In 1849 he served with the army of the Roman Republic, fighting in defence of the Villa Vascello, near the Porta San Pancrazio in Rome, for which he was later awarded of the gold medal and the title of Marchese del Vascello.

During the Second War of Italian Independence in 1859, he joined Garibaldi's Hunters of the Alps, received the command of a battalion, and distinguished himself in the Battle of Varese. The following year, he participated in the expedition of "The Thousand" (I Mille), fighting in the Battle of Milazzo, at Messina, and in the Battle of the Volturno.

Joining the regular army, he was appointed military commandant of Palermo, in which capacity he facilitated the abortive campaign of Garibaldi in 1862.

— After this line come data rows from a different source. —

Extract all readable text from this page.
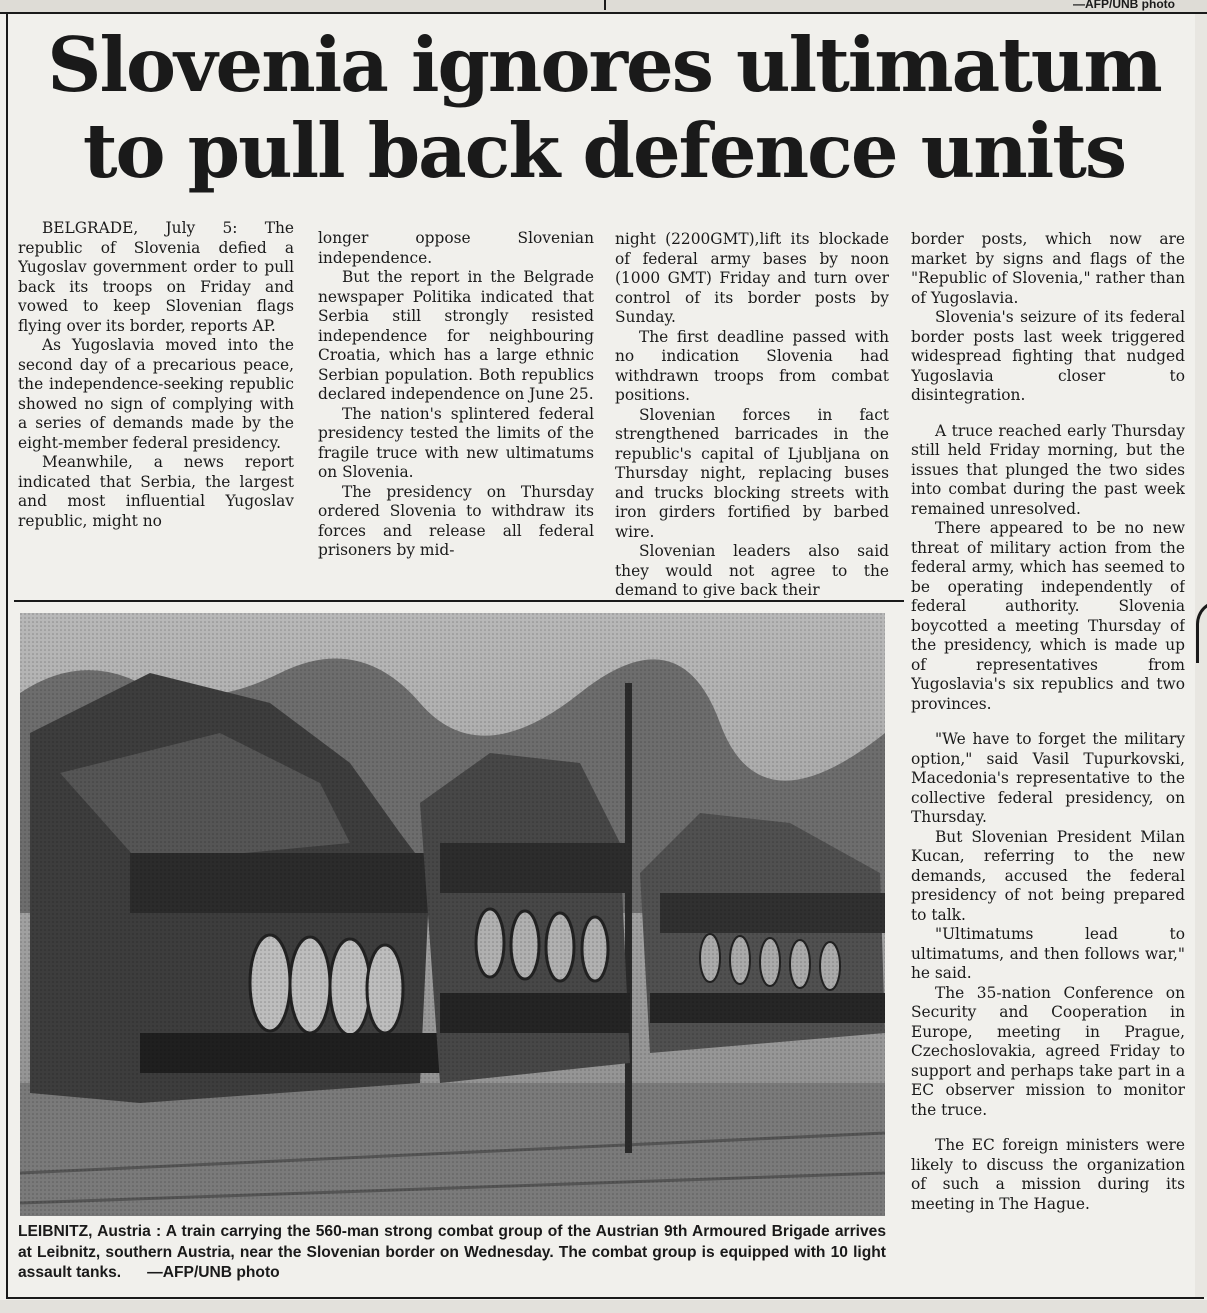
—AFP/UNB photo
Slovenia ignores ultimatum
to pull back defence units

BELGRADE, July 5: The republic of Slovenia defied a Yugoslav government order to pull back its troops on Friday and vowed to keep Slovenian flags flying over its border, reports AP.

As Yugoslavia moved into the second day of a precarious peace, the independence-seeking republic showed no sign of complying with a series of demands made by the eight-member federal presidency.

Meanwhile, a news report indicated that Serbia, the largest and most influential Yugoslav republic, might no

longer oppose Slovenian independence.

But the report in the Belgrade newspaper Politika indicated that Serbia still strongly resisted independence for neighbouring Croatia, which has a large ethnic Serbian population. Both republics declared independence on June 25.

The nation's splintered federal presidency tested the limits of the fragile truce with new ultimatums on Slovenia.

The presidency on Thursday ordered Slovenia to withdraw its forces and release all federal prisoners by mid-

night (2200GMT),lift its blockade of federal army bases by noon (1000 GMT) Friday and turn over control of its border posts by Sunday.

The first deadline passed with no indication Slovenia had withdrawn troops from combat positions.

Slovenian forces in fact strengthened barricades in the republic's capital of Ljubljana on Thursday night, replacing buses and trucks blocking streets with iron girders fortified by barbed wire.

Slovenian leaders also said they would not agree to the demand to give back their

border posts, which now are market by signs and flags of the "Republic of Slovenia," rather than of Yugoslavia.

Slovenia's seizure of its federal border posts last week triggered widespread fighting that nudged Yugoslavia closer to disintegration.

A truce reached early Thursday still held Friday morning, but the issues that plunged the two sides into combat during the past week remained unresolved.

There appeared to be no new threat of military action from the federal army, which has seemed to be operating independently of federal authority. Slovenia boycotted a meeting Thursday of the presidency, which is made up of representatives from Yugoslavia's six republics and two provinces.

"We have to forget the military option," said Vasil Tupurkovski, Macedonia's representative to the collective federal presidency, on Thursday.

But Slovenian President Milan Kucan, referring to the new demands, accused the federal presidency of not being prepared to talk.

"Ultimatums lead to ultimatums, and then follows war," he said.

The 35-nation Conference on Security and Cooperation in Europe, meeting in Prague, Czechoslovakia, agreed Friday to support and perhaps take part in a EC observer mission to monitor the truce.

The EC foreign ministers were likely to discuss the organization of such a mission during its meeting in The Hague.

LEIBNITZ, Austria : A train carrying the 560-man strong combat group of the Austrian 9th Armoured Brigade arrives at Leibnitz, southern Austria, near the Slovenian border on Wednesday. The combat group is equipped with 10 light assault tanks. —AFP/UNB photo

During the Third War of Italian Independence in 1866, he was commander of the Trentino division. He became Grand Officer of the Military Order of Italy for his role in the war.

In the new Kingdom of Italy, Medici was several times deputy and senator. He was marquess of the Vascello and first aide-de-camp to king Victor Emmanuel II in 1876. He died in Rome on 9 March 1882.

==Commemoration==
The Italian Regia Marina (Royal Navy) destroyer , later reclassified as a torpedo boat, was named for him.